ZUATA, Formation
TERTIARY (middle Miocene)
State of Anzoátegui, Venezuela
Autor of name: K. F. Dallmus, 1936 (private report).
Original reference: H. D. Hedberg, 1950, p. 1204.
Original description: ibid.
Hedberg (1950, p. 1204) stated that the Zuata (misspelled as Suata) formation has been named from the town of this name in the District of Monagas, State of Anzoátegui. He pointed out that "in the type area, the upper part of the formation as seen in outcrop, consists of some 250 feet of finely interlaminated sandstone and clay-shale, variously colored claystones and sandy claystones, and thin lignites and lignitic shales. The lower part consists of about 400 feet of gray-green to yellowish-green claystones; siltstones; and fine sandstones with some thin lignites. Concretions are common". Hedberg mentioned that the formation occupies a broad, gently dipping northeast-southwest trending belt in western Anzoátegui and southeastern Guárico. He claimed that the Zuata formation grades northward into the upper middle part of the Quiamare formation and that the formation is laterally variable, including several mild disconformities.
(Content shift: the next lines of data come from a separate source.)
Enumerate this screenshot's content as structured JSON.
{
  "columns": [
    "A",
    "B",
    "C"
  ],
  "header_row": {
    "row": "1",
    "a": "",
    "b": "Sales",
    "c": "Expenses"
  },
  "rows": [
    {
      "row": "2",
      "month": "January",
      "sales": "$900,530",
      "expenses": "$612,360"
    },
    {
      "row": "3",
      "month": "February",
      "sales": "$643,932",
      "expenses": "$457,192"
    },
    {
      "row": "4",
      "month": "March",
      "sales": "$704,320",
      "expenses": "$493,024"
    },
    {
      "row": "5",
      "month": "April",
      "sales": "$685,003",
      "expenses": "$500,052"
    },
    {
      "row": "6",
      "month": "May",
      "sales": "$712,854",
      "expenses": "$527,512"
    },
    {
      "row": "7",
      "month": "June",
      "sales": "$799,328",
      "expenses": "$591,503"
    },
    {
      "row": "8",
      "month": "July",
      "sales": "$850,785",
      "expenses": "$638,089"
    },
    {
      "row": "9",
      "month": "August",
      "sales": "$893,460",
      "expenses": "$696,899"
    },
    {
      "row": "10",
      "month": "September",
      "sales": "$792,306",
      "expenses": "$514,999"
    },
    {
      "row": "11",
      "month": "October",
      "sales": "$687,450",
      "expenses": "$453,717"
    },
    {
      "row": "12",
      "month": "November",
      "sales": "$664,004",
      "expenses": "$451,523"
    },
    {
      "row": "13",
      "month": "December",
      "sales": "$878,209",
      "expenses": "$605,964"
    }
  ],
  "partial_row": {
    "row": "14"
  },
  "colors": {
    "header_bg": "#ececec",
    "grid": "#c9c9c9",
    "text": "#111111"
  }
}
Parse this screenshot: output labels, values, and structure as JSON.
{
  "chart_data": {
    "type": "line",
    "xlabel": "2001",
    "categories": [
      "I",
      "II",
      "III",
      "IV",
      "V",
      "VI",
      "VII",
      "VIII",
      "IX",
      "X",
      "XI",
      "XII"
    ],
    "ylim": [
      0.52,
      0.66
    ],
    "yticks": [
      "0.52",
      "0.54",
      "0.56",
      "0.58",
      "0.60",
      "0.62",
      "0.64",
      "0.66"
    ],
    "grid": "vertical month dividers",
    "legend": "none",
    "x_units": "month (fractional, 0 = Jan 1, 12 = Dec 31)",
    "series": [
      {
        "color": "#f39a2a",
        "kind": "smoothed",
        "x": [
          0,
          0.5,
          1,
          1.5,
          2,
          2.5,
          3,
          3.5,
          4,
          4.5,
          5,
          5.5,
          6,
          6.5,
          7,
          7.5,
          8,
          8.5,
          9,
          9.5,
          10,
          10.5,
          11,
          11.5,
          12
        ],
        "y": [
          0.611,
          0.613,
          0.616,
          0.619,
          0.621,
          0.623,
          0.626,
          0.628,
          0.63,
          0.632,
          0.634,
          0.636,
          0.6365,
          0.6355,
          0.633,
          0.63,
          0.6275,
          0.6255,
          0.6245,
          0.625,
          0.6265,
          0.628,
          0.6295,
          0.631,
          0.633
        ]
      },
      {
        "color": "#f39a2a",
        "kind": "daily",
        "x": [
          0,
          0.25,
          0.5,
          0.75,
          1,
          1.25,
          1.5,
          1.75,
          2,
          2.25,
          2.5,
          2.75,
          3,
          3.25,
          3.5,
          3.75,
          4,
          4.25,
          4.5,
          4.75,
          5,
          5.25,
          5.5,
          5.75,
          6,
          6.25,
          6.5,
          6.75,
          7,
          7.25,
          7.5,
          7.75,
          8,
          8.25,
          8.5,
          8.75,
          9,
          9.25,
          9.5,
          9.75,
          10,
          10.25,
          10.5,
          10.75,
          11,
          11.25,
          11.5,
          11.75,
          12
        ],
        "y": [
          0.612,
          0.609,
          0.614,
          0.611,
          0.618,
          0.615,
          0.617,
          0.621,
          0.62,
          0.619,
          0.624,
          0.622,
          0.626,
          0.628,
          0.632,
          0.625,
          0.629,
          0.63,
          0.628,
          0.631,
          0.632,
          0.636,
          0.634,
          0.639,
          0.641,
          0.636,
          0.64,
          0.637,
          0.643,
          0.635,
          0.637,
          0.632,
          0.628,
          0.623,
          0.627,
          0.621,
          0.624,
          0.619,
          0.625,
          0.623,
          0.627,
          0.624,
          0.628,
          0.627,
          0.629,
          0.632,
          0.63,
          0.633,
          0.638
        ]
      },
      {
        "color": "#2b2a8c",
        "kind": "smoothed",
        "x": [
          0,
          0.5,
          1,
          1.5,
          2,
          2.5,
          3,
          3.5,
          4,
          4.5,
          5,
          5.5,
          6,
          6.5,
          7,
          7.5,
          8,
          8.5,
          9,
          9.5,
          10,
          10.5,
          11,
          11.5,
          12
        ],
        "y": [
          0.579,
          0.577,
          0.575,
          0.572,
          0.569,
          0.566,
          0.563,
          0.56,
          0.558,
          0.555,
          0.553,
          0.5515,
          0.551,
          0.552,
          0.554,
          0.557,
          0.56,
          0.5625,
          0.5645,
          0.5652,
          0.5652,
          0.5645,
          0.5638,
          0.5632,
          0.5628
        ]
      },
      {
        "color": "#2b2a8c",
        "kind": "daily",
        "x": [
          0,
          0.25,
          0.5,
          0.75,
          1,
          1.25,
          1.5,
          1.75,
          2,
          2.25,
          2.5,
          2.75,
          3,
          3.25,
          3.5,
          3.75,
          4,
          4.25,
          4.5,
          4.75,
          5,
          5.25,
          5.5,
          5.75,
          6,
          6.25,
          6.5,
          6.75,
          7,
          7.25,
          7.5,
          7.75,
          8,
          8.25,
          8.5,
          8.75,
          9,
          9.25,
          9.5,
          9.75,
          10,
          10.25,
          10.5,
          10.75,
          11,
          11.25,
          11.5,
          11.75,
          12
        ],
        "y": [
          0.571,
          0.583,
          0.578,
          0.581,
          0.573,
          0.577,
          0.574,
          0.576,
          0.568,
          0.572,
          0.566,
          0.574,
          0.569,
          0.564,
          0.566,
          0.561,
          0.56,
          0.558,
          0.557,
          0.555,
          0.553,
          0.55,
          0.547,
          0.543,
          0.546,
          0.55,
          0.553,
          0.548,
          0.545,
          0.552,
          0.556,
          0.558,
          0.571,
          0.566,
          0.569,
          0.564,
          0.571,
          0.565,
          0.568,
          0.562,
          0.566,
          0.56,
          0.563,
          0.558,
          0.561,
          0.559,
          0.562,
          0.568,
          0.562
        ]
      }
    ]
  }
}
The sediments are dominantly of brackish-water origin, and brackish-water mollusks and plant fossils are fairly common. On his correlation chart of formations in eastern Venezuela (p. 1183) Hedberg showed the Zuata formation to be unconformably overlain by the Mesa formation and to underly the Santa Lucía formation unconformably. A middle Miocene age is indicated for the Zuata formation.